In our cohort, we had the chance to assess three COVID-19 patients who had been previously splenectomised. As expected, all of them had IgM memory B cell depletion, and one of them died. Data regarding the impact of COVID-19 on patients with asplenia or spleen dysfunction are completely lacking, although the British Society of Haematology has drafted a document of recommendations for asplenic and hyposplenic patients, stating that there seems to be no reason that spleen function impairment might render these patients at higher risk of COVID-1939. Our phone call interview seems to corroborate this hypothesis, even if the small sample size does not allow to draw any firm conclusion. If we agree that asplenic patients do not seem to be more susceptible to COVID-19, whether they could be more exposed to its complications or to a higher mortality rate remains to be addressed.

Tropism for the spleen is not limited to RNA viruses implicated in the development of acute respiratory distress syndrome, such as SARS-CoV, SARS-CoV-2 and Middle East respiratory syndrome virus. For example, HIV is known to alter the spleen structure40 and function41 even if the pathogenic mechanisms underlying white pulp atrophy in HIV infected patients are not completely known16. As regards SARS-CoV-2, its tropism for the spleen could be justified by the expression of the ACE2 receptor in the red pulp sinus endothelium42.
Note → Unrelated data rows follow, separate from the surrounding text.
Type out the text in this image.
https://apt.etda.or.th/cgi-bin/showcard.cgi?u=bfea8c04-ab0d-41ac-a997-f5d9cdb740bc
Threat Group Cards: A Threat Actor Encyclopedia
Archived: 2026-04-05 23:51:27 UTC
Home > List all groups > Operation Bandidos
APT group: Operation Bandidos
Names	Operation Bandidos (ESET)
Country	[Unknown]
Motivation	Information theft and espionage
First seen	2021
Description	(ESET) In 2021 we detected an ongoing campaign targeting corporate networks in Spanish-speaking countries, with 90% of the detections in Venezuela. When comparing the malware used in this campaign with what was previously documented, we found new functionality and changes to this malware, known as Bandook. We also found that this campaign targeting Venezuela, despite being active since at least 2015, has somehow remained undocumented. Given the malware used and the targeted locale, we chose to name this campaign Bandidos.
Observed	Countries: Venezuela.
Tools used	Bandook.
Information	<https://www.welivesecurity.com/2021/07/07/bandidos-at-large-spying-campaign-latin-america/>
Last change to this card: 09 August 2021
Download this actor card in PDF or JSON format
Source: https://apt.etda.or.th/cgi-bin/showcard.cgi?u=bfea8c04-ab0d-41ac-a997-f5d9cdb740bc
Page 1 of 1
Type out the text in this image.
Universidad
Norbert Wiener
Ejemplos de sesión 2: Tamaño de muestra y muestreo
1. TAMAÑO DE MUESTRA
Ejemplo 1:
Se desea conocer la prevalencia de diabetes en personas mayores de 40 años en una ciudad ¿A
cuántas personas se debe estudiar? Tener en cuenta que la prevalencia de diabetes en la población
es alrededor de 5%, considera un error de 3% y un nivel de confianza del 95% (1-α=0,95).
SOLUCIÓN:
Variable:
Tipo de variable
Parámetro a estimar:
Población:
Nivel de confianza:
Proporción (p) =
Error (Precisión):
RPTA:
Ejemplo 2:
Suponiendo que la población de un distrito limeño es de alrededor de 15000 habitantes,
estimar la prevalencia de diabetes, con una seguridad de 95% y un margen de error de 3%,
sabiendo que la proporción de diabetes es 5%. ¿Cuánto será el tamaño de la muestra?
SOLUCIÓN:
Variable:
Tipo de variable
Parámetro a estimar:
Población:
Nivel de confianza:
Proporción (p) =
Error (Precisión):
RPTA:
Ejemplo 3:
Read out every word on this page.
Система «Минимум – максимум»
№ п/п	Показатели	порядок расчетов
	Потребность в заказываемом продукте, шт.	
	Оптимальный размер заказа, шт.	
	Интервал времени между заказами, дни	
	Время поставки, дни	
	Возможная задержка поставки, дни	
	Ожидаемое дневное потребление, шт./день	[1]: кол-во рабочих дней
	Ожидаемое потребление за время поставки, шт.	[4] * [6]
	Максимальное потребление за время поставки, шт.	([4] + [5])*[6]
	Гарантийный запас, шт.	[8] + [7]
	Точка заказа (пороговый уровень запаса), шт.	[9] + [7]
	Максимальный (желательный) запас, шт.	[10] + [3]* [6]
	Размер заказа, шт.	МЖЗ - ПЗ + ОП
Our study has indeed some limitations, including a rather small sample size compared to the magnitude of COVID-19 Italian epidemic, a relatively high mean patients’ age, a short-term follow-up, and the lack of in vitro experiments addressing IgM memory B cell function. However, it focuses for the first time on the function of an organ which is crucial in mounting the immune response against infections.

In conclusion, SARS-CoV-2 seems to affect spleen function by reducing the IgM memory B cell pool, and this is associated with adverse outcomes. Whether the tropism of SARS-CoV-2 for the spleen is involved in affecting IgM memory B cell numbers is yet to be defined. Further studies are needed to clarify the burden of SARS-CoV-2 in patients without a spleen or with spleen dysfunction. As an abnormal spleen function is implicated in the development of thromboembolic manifestations, it would also be interesting to verify whether this mechanism might contribute to the increased risk of thromboembolism observed in COVID-19 patients43.